HER BİR ÜRÜN, BİR HİKAYE TAŞIYOR
Semra Özçelik, eski kıyafetlerin ve eşyaların, geçmişin yaşam biçimlerinden izler taşıdığına dikkat çekiyor. “Yeni yapılan bir iş, örnek bir kitaba bakılarak üretiliyor. Oysa eski el işlerinde, kişisel bir emek, bir hikaye var. Özellikle Cumhuriyet öncesi dönemde yapılan kıyafetler, doğal esinlenmelerle tasarlanmış, her birinin farklı bir anlamı var” diyor.
DÜKKAN, ETNOGRAFYA MÜZESİ GİBİ
Dükkanında, yalnızca eski kıyafetler değil, aynı zamanda eski takılar, halılar, camlar, seramikler ve porselenler de bulunuyor. Özçelik, dükkanını adeta bir etnografya müzesine benzetiyor. “Her ne kadar her gün kalabalık olmasa da, gelenler gerçekten ilgi duyan insanlar. Bazı müşterilerim eski kıyafetleri görünce, geçmişe özlemle bakarak duygusal anlar yaşıyor” diye konuşuyor.

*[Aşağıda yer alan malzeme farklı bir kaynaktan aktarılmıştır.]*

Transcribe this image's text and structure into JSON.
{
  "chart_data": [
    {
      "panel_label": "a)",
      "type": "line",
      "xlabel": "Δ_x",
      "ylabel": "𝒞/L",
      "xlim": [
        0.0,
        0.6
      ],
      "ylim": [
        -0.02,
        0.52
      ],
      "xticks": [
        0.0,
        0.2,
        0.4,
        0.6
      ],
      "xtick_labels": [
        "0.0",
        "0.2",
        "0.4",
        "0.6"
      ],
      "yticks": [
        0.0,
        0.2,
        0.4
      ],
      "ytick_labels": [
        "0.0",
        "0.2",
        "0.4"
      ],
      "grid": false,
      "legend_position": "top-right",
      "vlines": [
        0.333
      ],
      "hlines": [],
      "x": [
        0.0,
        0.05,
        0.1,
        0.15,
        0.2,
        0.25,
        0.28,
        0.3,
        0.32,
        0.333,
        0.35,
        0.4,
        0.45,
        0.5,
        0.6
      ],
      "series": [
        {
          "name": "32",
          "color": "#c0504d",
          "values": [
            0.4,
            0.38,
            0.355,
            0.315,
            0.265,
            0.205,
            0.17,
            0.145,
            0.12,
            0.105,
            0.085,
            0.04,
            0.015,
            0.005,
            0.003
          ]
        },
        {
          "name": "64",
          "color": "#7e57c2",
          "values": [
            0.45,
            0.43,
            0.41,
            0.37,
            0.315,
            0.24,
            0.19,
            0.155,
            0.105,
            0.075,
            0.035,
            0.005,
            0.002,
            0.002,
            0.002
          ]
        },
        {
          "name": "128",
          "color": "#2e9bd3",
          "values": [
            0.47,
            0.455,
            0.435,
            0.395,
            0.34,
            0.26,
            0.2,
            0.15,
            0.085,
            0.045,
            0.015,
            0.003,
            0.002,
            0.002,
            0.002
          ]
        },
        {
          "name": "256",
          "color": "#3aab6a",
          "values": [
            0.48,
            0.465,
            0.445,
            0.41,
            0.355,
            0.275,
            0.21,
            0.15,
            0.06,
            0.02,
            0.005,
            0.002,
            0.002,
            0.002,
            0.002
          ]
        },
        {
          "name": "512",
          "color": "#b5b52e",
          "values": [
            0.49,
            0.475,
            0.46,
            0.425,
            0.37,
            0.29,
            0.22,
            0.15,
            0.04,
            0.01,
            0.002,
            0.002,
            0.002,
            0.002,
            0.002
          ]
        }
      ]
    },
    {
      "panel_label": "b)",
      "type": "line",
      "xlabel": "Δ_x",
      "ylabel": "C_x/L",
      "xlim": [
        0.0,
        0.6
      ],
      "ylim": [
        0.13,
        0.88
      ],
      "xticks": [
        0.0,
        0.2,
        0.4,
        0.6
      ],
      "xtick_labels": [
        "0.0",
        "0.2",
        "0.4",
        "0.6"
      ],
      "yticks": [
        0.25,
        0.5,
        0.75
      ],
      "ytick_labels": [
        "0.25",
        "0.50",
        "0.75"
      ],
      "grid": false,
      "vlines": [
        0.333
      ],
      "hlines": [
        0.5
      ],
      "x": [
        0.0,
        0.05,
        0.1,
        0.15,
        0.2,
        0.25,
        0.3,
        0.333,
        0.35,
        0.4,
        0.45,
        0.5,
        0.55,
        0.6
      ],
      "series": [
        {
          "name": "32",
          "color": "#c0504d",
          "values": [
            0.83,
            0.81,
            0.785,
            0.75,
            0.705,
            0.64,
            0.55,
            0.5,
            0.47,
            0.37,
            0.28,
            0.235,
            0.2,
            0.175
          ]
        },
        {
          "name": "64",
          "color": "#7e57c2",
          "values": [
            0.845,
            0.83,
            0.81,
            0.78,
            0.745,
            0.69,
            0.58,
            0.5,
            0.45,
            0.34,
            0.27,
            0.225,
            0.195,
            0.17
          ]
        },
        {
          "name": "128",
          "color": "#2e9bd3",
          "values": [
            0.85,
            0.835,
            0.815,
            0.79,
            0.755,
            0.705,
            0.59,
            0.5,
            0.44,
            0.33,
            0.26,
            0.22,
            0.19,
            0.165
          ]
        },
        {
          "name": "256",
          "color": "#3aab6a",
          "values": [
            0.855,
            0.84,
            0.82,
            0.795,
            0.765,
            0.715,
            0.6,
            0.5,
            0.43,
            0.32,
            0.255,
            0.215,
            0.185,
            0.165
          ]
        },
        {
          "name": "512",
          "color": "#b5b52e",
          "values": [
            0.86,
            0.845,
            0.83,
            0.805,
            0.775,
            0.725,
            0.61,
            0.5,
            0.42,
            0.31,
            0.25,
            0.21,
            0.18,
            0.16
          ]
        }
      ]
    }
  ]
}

YEREL YÖRELERDEN EŞYALAR DA DÜKKANINDA
Çanakkale’nin Bozcaada ve Gökçeada dışındaki ilçelerinin yöresel giysileri de dükkanında yer alıyor. En çok kadın kıyafetlerinin bulunduğunu vurgulayan Özçelik, farklı bölgelerden gelen geleneksel kıyafetlerin her biriyle, adeta bir zaman yolculuğu yapıldığını ifade ediyor. Özçelik, bir gün dükkanına gelen 75 yaşındaki bir kadının dedesinin sandığındaki eşyaları satmak üzere getirdiğini anlatıyor.

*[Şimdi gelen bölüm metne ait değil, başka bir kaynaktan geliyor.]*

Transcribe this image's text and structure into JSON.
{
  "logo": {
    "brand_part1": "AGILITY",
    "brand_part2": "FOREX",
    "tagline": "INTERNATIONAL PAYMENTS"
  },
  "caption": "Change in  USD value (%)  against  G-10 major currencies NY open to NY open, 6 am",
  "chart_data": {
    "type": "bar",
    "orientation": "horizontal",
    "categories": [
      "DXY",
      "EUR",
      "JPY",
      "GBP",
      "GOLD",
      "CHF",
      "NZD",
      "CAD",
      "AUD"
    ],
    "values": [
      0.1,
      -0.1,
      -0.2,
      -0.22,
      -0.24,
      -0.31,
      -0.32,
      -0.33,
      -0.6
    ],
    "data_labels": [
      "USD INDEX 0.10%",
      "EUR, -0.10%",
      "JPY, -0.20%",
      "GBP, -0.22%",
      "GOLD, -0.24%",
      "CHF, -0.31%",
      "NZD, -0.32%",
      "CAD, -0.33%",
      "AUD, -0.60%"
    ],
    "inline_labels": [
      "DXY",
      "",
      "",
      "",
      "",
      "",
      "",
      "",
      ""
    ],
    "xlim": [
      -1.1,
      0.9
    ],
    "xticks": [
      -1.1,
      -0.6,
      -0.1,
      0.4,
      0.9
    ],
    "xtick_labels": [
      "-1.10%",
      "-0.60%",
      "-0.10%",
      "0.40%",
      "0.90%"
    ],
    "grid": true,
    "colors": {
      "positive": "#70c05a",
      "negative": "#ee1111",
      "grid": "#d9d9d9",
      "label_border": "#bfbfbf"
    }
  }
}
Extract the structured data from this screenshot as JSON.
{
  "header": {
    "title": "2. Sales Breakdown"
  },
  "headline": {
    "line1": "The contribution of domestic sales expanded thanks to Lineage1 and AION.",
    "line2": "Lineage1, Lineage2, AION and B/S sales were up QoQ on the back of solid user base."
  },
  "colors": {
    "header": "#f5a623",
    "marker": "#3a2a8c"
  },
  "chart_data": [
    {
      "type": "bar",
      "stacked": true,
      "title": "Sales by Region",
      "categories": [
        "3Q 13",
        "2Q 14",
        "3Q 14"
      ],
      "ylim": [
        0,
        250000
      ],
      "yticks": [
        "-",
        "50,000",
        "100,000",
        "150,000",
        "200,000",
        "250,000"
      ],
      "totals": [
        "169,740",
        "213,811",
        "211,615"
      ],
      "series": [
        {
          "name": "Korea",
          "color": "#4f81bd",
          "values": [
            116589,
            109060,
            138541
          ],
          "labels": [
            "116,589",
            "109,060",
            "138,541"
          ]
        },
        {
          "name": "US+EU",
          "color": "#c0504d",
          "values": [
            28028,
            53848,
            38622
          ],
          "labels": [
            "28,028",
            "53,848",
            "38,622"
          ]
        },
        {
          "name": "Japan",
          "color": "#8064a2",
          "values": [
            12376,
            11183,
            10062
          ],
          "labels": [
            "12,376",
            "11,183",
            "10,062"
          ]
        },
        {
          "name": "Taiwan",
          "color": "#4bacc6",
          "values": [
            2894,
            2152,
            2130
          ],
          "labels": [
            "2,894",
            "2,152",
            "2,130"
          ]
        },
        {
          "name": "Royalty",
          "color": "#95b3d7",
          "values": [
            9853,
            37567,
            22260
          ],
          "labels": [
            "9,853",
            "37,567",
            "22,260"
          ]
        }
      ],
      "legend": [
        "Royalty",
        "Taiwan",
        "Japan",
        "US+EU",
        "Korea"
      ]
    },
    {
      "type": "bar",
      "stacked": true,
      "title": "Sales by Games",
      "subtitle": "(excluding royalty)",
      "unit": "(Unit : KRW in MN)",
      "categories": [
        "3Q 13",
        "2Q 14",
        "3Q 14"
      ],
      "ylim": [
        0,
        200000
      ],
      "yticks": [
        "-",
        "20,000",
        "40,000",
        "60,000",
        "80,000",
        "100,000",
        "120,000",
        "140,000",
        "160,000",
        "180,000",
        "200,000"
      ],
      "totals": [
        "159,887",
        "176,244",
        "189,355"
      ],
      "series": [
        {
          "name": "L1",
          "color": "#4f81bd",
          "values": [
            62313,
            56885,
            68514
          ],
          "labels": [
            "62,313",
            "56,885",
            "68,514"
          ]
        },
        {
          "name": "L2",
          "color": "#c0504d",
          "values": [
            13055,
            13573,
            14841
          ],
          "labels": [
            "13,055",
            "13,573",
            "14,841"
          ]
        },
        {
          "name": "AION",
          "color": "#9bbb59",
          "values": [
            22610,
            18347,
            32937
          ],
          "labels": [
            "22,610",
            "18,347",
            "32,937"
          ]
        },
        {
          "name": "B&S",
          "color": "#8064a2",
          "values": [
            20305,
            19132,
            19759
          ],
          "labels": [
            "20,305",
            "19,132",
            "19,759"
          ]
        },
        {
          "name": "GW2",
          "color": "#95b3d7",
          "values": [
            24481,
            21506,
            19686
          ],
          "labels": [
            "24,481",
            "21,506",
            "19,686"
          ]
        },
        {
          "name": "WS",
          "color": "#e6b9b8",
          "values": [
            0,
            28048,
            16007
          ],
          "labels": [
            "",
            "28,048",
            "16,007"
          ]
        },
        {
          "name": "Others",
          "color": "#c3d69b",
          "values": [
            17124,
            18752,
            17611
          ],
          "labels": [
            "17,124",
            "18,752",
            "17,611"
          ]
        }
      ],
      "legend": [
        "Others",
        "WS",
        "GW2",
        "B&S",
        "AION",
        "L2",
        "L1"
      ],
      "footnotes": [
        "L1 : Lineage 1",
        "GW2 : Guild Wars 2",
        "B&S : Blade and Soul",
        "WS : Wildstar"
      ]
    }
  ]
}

BİR YAĞLIK, BİR AİLEYİ HATIRLATIYOR
Özçelik, dükkanındaki en ilginç eşyalarından birinin, üzerinde figürler bulunan 140 yıllık bir yağlık olduğunu belirtiyor. “Bir gün bir müşteri, bu yağlığı almak için geldiğinde, bana onun ailesinin şeceresi olduğunu anlattı. Ancak kadın, 'Ben ölünce bunlar çöpe atılacak, o yüzden gerek yok,' dedi. Bu cümle bende derin bir iz bıraktı. Çünkü bu eşyalar sadece birer obje değil, geçmişin izleri ve anıları.”
KÜLTÜREL MİRASI GELECEĞE TAŞIMAK
Semra Özçelik, yıllardır yaptığı bu işi büyük bir tutku ve merakla sürdürdüğünü vurguluyor. “Çeyizler, eski eşyalara olan ilgim, bana gençliğimden beri vardı. Bu dükkan, hem geçmişe olan ilgimi hem de bu değerleri koruma arzumuzu hayata geçiriyor” diyor. Özçelik, dükkanındaki her bir eserin bir başka hikayeyi anlattığını ve bu eşyalara sahip çıkmanın, geçmişi yaşatmak anlamına geldiğini belirtiyor.